Das ist nicht schlecht; einige von uns hier (Anmerkung MEERESAKROBATEN: gemeint sind die Anwesenden bei der Anhörung im Landtag) haben wahrscheinlich auch einen erhöhten Cortisolwert, was uns auch dazu bringt, ein bisschen schneller zu sein. Aber man muss in der Lage sein, das auch wieder abzubauen und darauf zu reagieren. …
Speichelproben
Dr. Baumgartner: Im Moment läuft eine Studie in den Delfinarien Nürnberg, Duisburg, Harderwijk sowie in spanischen Delfinarien. Dort machen wir anhand von Speichelproben diese Untersuchungen in verschiedenen Zeiträumen: morgens, abends, wenn ein neues Tier in die Gruppe kommt, wenn ein Transport ansteht oder wenn es zum Beispiel eine Bautätigkeit gibt.
Ich will Ihnen ein Beispiel geben: Zum Teil sammeln wir – die Tiere machen das über das Training – am Tag jede Stunde drei Proben von jedem Tier, um sehen zu können, ob wir ein objektives Messergebnis bekommen. Das sind unsere Möglichkeiten, objektiv und nicht gefühlsmäßig Wohlbefinden von unseren Tieren messen zu können.

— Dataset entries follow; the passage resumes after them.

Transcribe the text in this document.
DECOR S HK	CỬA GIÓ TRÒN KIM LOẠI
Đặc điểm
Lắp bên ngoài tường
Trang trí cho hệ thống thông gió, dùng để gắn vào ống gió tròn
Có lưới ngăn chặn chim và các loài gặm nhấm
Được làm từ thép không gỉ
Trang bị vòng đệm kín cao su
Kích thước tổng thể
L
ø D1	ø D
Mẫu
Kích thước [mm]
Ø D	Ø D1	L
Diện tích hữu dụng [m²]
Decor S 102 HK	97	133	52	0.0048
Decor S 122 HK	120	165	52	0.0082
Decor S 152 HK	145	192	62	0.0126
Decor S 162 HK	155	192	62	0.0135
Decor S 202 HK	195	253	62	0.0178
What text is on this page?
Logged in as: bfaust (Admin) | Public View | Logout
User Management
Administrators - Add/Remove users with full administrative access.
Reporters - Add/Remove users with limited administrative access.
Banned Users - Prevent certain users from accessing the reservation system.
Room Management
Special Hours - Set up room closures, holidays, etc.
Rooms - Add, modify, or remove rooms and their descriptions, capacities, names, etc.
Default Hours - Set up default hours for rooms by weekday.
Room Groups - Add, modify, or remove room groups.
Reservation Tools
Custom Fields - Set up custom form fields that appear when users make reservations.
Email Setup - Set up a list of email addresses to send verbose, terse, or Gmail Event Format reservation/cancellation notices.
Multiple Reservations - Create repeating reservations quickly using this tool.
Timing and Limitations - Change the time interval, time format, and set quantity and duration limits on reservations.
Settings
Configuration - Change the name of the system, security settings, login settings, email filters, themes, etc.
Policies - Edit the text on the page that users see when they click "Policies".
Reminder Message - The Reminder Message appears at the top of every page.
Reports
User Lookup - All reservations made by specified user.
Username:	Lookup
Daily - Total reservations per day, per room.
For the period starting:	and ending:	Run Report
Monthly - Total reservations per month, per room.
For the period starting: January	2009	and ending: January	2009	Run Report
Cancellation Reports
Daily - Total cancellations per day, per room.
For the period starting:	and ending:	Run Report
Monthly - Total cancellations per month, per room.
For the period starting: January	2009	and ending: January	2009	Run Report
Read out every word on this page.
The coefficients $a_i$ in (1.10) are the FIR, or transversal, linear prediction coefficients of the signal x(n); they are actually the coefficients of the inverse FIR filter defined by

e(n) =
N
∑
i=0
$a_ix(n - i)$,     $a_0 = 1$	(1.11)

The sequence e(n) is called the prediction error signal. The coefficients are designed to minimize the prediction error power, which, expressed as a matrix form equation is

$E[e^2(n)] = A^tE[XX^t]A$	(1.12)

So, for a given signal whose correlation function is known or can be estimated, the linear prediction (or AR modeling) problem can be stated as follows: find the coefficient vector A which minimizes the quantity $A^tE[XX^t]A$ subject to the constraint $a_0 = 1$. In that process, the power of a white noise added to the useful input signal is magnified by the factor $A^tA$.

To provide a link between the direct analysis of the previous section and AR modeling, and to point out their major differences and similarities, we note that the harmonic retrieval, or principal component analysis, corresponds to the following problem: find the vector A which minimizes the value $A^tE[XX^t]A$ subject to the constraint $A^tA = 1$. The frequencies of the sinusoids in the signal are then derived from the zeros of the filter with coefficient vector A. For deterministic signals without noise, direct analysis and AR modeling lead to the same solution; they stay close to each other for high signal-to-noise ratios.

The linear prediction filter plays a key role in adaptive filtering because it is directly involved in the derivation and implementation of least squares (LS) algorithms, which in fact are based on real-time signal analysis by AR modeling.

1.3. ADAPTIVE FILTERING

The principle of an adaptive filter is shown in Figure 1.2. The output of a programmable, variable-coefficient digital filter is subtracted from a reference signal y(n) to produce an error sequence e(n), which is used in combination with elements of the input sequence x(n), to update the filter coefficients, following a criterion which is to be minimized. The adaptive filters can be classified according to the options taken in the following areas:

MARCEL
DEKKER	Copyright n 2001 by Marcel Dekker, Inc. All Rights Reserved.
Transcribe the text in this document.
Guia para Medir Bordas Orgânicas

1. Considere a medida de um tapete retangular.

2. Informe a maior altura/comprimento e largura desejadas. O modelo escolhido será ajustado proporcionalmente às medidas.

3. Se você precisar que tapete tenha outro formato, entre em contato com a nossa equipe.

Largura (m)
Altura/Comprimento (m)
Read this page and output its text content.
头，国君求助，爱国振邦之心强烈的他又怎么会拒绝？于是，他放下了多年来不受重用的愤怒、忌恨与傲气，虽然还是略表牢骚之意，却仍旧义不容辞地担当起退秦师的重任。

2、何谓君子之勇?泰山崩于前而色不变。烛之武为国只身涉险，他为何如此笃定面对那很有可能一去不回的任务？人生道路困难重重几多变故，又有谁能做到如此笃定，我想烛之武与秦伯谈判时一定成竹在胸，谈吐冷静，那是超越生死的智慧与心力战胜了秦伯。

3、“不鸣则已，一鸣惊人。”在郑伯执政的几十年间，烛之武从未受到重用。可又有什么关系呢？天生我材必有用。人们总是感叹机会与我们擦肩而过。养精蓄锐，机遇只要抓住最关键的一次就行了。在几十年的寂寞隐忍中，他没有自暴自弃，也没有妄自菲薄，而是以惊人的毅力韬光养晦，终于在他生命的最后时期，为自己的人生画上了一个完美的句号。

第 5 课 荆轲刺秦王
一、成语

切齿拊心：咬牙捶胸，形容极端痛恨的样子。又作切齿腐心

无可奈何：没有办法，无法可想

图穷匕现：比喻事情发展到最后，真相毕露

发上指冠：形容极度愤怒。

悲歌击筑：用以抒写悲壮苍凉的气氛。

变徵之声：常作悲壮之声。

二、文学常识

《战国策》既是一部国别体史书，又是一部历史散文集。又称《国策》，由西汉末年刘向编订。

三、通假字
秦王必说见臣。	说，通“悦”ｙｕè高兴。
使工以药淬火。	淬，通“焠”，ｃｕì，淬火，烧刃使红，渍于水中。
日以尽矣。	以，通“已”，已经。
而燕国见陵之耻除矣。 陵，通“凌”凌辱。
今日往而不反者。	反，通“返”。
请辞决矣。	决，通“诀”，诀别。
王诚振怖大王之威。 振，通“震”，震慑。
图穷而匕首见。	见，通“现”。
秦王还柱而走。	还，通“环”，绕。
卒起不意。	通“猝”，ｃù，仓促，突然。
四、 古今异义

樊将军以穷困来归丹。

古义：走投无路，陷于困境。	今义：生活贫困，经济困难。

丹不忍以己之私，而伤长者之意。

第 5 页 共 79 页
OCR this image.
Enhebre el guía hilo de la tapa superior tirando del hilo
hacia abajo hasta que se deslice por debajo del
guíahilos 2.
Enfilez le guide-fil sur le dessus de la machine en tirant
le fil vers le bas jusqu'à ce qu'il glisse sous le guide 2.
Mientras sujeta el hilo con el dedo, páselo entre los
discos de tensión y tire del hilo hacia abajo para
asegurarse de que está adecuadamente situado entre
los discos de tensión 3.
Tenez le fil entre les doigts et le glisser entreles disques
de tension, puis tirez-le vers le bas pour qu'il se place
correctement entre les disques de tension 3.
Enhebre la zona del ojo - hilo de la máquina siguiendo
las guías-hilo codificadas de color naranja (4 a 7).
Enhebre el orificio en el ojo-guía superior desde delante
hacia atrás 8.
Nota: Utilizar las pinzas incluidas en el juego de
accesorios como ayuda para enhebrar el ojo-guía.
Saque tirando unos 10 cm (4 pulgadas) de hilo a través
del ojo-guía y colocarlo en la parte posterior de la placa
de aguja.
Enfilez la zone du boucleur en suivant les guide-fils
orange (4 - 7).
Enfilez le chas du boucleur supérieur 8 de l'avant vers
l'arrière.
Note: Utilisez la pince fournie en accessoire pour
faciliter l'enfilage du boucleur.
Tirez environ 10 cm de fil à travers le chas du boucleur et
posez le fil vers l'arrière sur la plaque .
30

Anmerkung MEERESAKROBATEN: Dr. Lorenzo von Fersen – Artenschutzbeauftragter und Delfin-Experte im Nürnberger Tiergarten sagte einmal in einem Interview mit der WELT über die Cortisolwerte in Speichelproben: „Die gehen mal rauf und mal runter, auch ein gutes Zeichen. Wenn der Pegel ständig hoch oder ständig niedrig bleibt, stimmt etwas nicht. Geht er aber hoch, weil im Moment die Umwelt nervt, etwa weil draußen ein Bagger lärmt, ist das völlig normal.“
Delfine sterben nicht an Morbillivirus
Dr. Baumgartner: Durch die Trainingsmöglichkeiten, die wir haben, können wir alle Proben bekommen. Das betrifft nicht nur unsere Delfine. Wir machen das mit Nashörnern, Giraffen, Tapiren, Vögeln usw. Sie gehen freiwillig auf die Waage. Wir können Blutproben, Blasproben usw. nehmen. Sie pinkeln sogar auf Kommando, wenn wir das brauchen. Wir kontrollieren die Kotproben.
Das ist natürlich – mancher mag es als überprotektiv ansehen, wie wir den Tieren gegenübertreten – auch ein Luxus. Denn natürlich sterben auch Delfine in Delfinarien; das ist ganz klar. Krankheiten gibt es. Unsterblich ist niemand. Aber sie sterben natürlich nicht an Intoxikationen, Hunger, Morbillivirus und Vergiftungen, wie wir es in der Natur sehen.